Bagian satu

524 28 0
                                    

"Jangan menjadi pendiam. Jika diam itu membuatmu semakin bodoh."

***

Inka turun dari Bus. Berjalan sembari mengamit tas ranselnya. Ia tidak memperdulikan para murid yang menatapnya dengan berbeda. Inka merasa dirinya sama seperti yang lain. Tidak ada yang beda. Menurutnya, perbedaan itu dilihat dari cara mereka menjaga diri mereka sendiri.
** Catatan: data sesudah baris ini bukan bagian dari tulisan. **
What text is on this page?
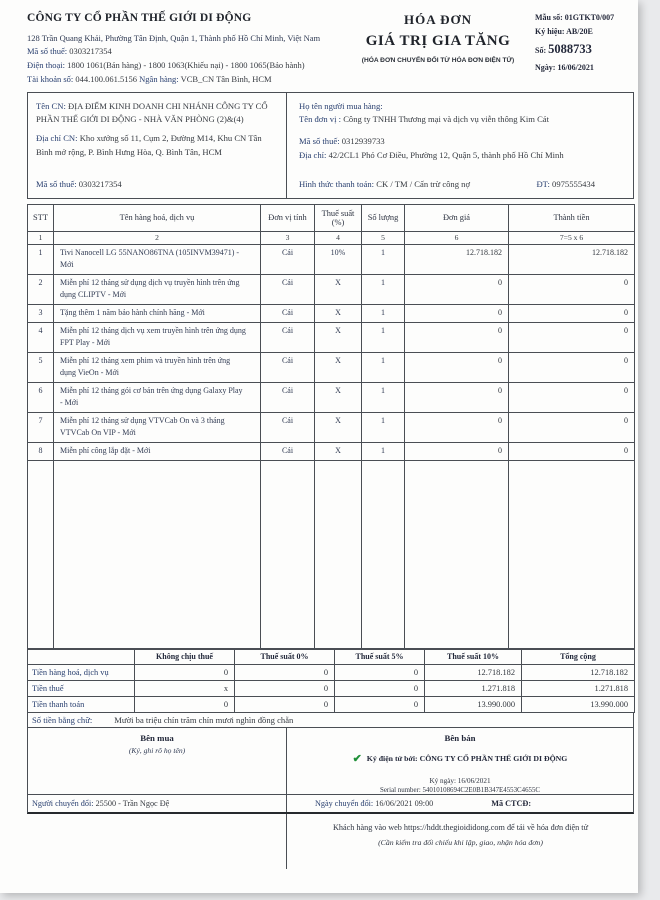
CÔNG TY CỔ PHẦN THẾ GIỚI DI ĐỘNG
128 Trần Quang Khải, Phường Tân Định, Quận 1, Thành phố Hồ Chí Minh, Việt Nam
Mã số thuế: 0303217354
Điện thoại: 1800 1061(Bán hàng) - 1800 1063(Khiếu nại) - 1800 1065(Bảo hành)
Tài khoản số: 044.100.061.5156 Ngân hàng: VCB_CN Tân Bình, HCM
HÓA ĐƠN
GIÁ TRỊ GIA TĂNG
(HÓA ĐƠN CHUYỂN ĐỔI TỪ HÓA ĐƠN ĐIỆN TỬ)
Mẫu số: 01GTKT0/007
Ký hiệu: AB/20E
Số: 5088733
Ngày: 16/06/2021
Tên CN: ĐỊA ĐIỂM KINH DOANH CHI NHÁNH CÔNG TY CỔ PHẦN THẾ GIỚI DI ĐỘNG - NHÀ VĂN PHÒNG (2)&(4)
Địa chỉ CN: Kho xưởng số 11, Cụm 2, Đường M14, Khu CN Tân Bình mở rộng, P. Bình Hưng Hòa, Q. Bình Tân, HCM
Mã số thuế: 0303217354
Họ tên người mua hàng:
Tên đơn vị : Công ty TNHH Thương mại và dịch vụ viễn thông Kim Cát
Mã số thuế: 0312939733
Địa chỉ: 42/2CL1 Phó Cơ Điều, Phường 12, Quận 5, thành phố Hồ Chí Minh
Hình thức thanh toán: CK / TM / Cấn trừ công nợ	ĐT: 0975555434
STT	Tên hàng hoá, dịch vụ	Đơn vị tính	Thuế suất (%)	Số lượng	Đơn giá	Thành tiền
1	2	3	4	5	6	7=5 x 6
1	Tivi Nanocell LG 55NANO86TNA (105INVM39471) - Mới	Cái	10%	1	12.718.182	12.718.182
2	Miễn phí 12 tháng sử dụng dịch vụ truyền hình trên ứng dụng CLIPTV - Mới	Cái	X	1	0	0
3	Tặng thêm 1 năm bảo hành chính hãng - Mới	Cái	X	1	0	0
4	Miễn phí 12 tháng dịch vụ xem truyền hình trên ứng dụng FPT Play - Mới	Cái	X	1	0	0
5	Miễn phí 12 tháng xem phim và truyền hình trên ứng dụng VieOn - Mới	Cái	X	1	0	0
6	Miễn phí 12 tháng gói cơ bản trên ứng dụng Galaxy Play - Mới	Cái	X	1	0	0
7	Miễn phí 12 tháng sử dụng VTVCab On và 3 tháng VTVCab On VIP - Mới	Cái	X	1	0	0
8	Miễn phí công lắp đặt - Mới	Cái	X	1	0	0

	Không chịu thuế	Thuế suất 0%	Thuế suất 5%	Thuế suất 10%	Tổng cộng
Tiền hàng hoá, dịch vụ	0	0	0	12.718.182	12.718.182
Tiền thuế	x	0	0	1.271.818	1.271.818
Tiền thanh toán	0	0	0	13.990.000	13.990.000
Số tiền bằng chữ:	Mười ba triệu chín trăm chín mươi nghìn đồng chẵn
Bên mua
(Ký, ghi rõ họ tên)
Bên bán
✔ Ký điện tử bởi: CÔNG TY CỔ PHẦN THẾ GIỚI DI ĐỘNG
Ký ngày: 16/06/2021
Serial number: 54010108694C2E0B1B347E4553C4655C
Người chuyển đổi:
25500 - Trần Ngọc Đệ	Ngày chuyển đổi: 16/06/2021 09:00	Mã CTCĐ:
Khách hàng vào web https://hddt.thegioididong.com để tải về hóa đơn điện tử
(Cần kiểm tra đối chiếu khi lập, giao, nhận hóa đơn)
Saat gadis itu ingin masuk kelas, beberapa cewek menarik tangannya dan mendorongnya hingga punggungnya menyentuh dinding. Siapa lagi kalau bukan Ratu dan dayang kesayangannya yang seperti ini. Pagi-pagi pun mereka tak ingin melewatkan hal untuk membully siapapun.

"Mau apa kalian!" ucap Inka berusaha memberanikan diri.

"Harusnya gue yang tanya! Lo mau apa deket-deket sama Marchell!" bentak Ratu tak mau kalah.

"Ma--Marc--Marchell?" Inka terbata. Ia merasa sesak di bagian dadanya. Ratu menahan dadanya begitu keras.

"Hey kalian!" teriak seseorang dari belakang Ratu.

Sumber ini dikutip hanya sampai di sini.